Not that everything is copacetic on the other side of the aisle. George Will writes that purging Sens. John Cornyn and Bill Cassidy was a mistake that could cost the GOP in the general election. House Republicans have pulled a bill to limit President Trump’s war powers, and Dems say that’s because they were fraidy cats. The president and GOP Senators are colliding over the controversial $1.7 billion anti-weaponization fund.
What would it take for the GOP to pull off the midterms? Victory in Iran (which would bring down fuel prices, among other things), says Marc Thiessen. Would the chattering classes be able to accept such a win? Benard-Henri Levy notices something unsavory about our “thought leaders”:
I watch the television generals and studio experts. They seem electrified by every image of smoke rising over an emirate and every siren sounding on a U.S. base.
Recipe Book. I would be remiss if I let the week go by without a mention of the Bundt Cake Caper. From Jonathan Turley:
Former Justice Department prosecutor Carmen Mercedes Lineberger has been indicted for allegedly removing confidential Justice Department material and then concealing her efforts. Lineberger is accused of secretly transferring former Special Counsel Jack Smith’s final report and hiding the material under files labeled “chocolate cake recipe” and “bundt cake recipe.” There has not been a greater recipe for disaster since aides tried to fit all of President Joe Biden’s candles on a cake. The case is particularly interesting because there was another person who was accused of a secret removal of Justice Department material who was not prosecuted: former FBI Director James Comey.
Meanwhile, Randi’s Recipe for Millionaire’s Cake:
Teacher union honcho Randi Weingarten’s 2025 vanity book “Why Fascists Fear Teachers” isn’t just a self-promoting, self-glorifying soliloquy: The unreadable screed also served as a helpful cash conduit for Weingarten and her friends to make bank on the back of teachers’ union dues.
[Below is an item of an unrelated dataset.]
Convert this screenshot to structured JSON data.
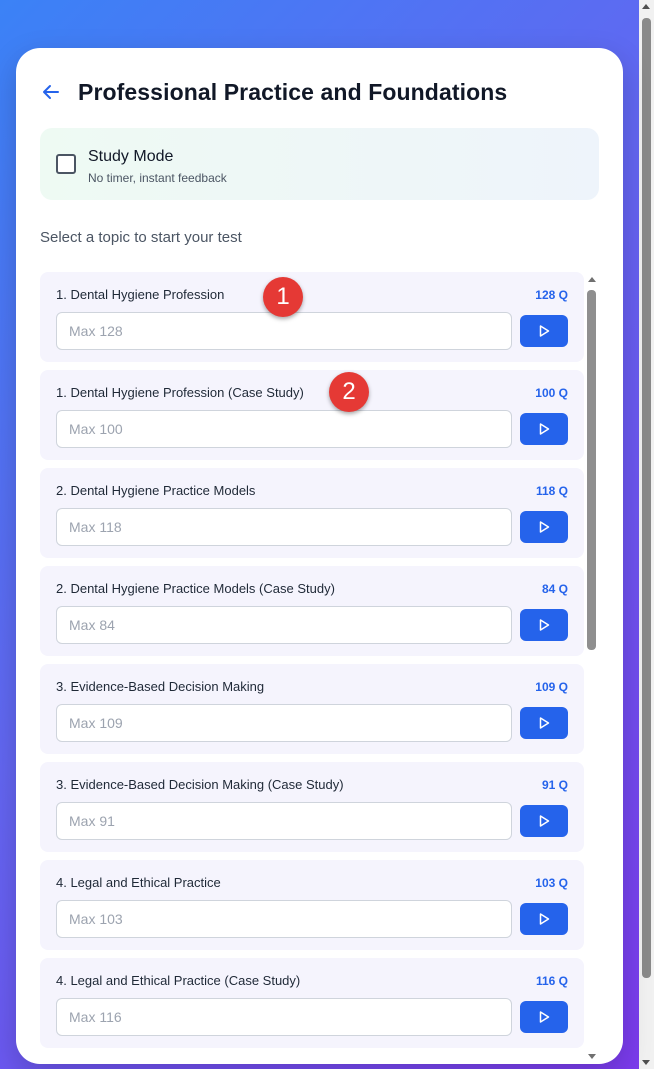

I was never a Colbert fan (surprise, surprise), but I sorta wish I’d tuned in for his last show.
We mourn the death of Robert L. Woodson,1937-1936. From an editorial in the Wall Street Journal:
The American civil-rights movement has many heroes, and one of the most unsung was Robert L. Woodson Sr. The native of South Philadelphia, who died Tuesday at age 89, made his mark in the tradition of Booker T. Washington by arguing that the best path for empowering minorities and the poor is helping them lift up themselves.
Raised by a single mother after his father died soon after his birth, Woodson dropped out of high school to join the Air Force. He earned his high-school GED as an airman and went on to get degrees at Cheyney University and the University of Pennsylvania.
Woodson never denied that racism continues to exist in America. But he believed it was a cruel tyranny if minorities used racism as an excuse for not taking the opportunities available in this country. ….His legacy will live on in the Woodson Center he founded in 1981 to promote self-help solutions in low-income neighborhoods. He also created the 1776 Unites campaign to counter the 1619 Project of the New York Times that claims the real American founding was when the first slaves arrived on these shores.
Hope you enjoy the Memorial Day festivities and remember those who gave their lives to preserve our lives in the freest country the world has ever known. See you Tuesday.